Yup! One of our company values at GitLab is Transparency, which means everything is made public by default, with only a few exceptions. Because the Salesforce URLs don't give you any private information, it's fine to share publicly.
@liljenstolpe - totally check out our Roadmap for our upcoming features and releases. We’d love to have your voice/contribution in the items that are meaningful to you.
@brendan this didn't make the cut for 11.11 because there were things left in the To-Do list, or because it hasn't been started yet? Wondering about the current actual state.
It is blocked by our Proof of concept issue the precedes it - https://gitlab.com/gitlab-org/gitlab-ee/issues/9981 - will spill into 11.11. The feature freeze for %11.10 is the end of this week, and work hasn't started on that yet.
All, this issue has been overly broad for some time, so I have refined it to be specifically about providing an interface to Vault from within GitLab, for secrets you may be managing. If this is not what you're looking for any longer, your topic may have been moved to one of the other issues which is now part of our broader secrets management category. Please take a look there to determine if what you're looking for is covered in another issue, or please let me know (here is fine) if an important part from your perspective is still missing. Thanks!
Thanks so much. For us, this is exactly what we are looking for. Vault is a great place for us to store secrets (including dynamic ones) because it is FIP 140-2 compliant.
Right now what we do is manually integrate Vault into our CI pipeline using a combination of specialize runner tokens and AWS Auth (we use EC2 over IAM).
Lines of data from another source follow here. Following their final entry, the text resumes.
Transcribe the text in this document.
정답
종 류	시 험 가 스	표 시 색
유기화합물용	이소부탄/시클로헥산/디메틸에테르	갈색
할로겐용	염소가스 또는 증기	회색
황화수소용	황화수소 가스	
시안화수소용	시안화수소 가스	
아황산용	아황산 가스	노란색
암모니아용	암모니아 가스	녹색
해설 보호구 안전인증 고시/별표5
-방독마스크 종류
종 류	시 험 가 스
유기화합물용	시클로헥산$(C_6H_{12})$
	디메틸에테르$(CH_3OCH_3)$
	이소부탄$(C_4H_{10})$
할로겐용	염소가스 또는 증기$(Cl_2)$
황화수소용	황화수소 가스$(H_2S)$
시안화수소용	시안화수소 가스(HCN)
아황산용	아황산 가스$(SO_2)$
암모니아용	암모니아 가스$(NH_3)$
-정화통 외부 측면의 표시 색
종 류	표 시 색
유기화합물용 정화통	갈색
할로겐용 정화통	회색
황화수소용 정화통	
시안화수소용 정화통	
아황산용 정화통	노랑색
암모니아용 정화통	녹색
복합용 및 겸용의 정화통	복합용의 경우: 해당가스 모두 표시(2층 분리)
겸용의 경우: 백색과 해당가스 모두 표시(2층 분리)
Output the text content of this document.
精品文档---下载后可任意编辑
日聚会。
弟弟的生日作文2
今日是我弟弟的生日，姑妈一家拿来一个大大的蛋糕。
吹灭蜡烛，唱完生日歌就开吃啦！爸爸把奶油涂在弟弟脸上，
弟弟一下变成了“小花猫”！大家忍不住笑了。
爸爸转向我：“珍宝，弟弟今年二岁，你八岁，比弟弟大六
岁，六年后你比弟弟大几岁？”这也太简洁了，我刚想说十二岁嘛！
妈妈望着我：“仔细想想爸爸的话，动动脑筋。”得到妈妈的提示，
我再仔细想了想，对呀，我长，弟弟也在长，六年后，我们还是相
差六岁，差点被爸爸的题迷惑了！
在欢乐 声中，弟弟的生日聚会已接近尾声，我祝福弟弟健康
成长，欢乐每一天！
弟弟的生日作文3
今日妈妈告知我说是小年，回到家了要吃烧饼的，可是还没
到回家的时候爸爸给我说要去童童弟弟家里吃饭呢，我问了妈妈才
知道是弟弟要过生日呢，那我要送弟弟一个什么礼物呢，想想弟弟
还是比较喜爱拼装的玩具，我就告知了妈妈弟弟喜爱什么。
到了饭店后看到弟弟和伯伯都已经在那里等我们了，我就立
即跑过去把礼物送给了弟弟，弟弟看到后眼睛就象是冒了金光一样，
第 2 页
Because of gitlab-ci.yml includes and a lot of work wrapper our Gitlab Runners, we've been able to abstract out some of the clunkiness. A cleaner simplier way to connect the to would be a big win for us!
I would be happy to share what we do and how we do it (outside a public forum like this).
Hello everyone, I want to draw your attention to https://gitlab.com/gitlab-org/gitlab-ce/issues/61053 where we're finishing up designs for a CI/CD-only integration for secrets from Vault. This isn't the "whole enchilada" as described here, but it is an important piece I know for many of you. It would be great to get your feedback.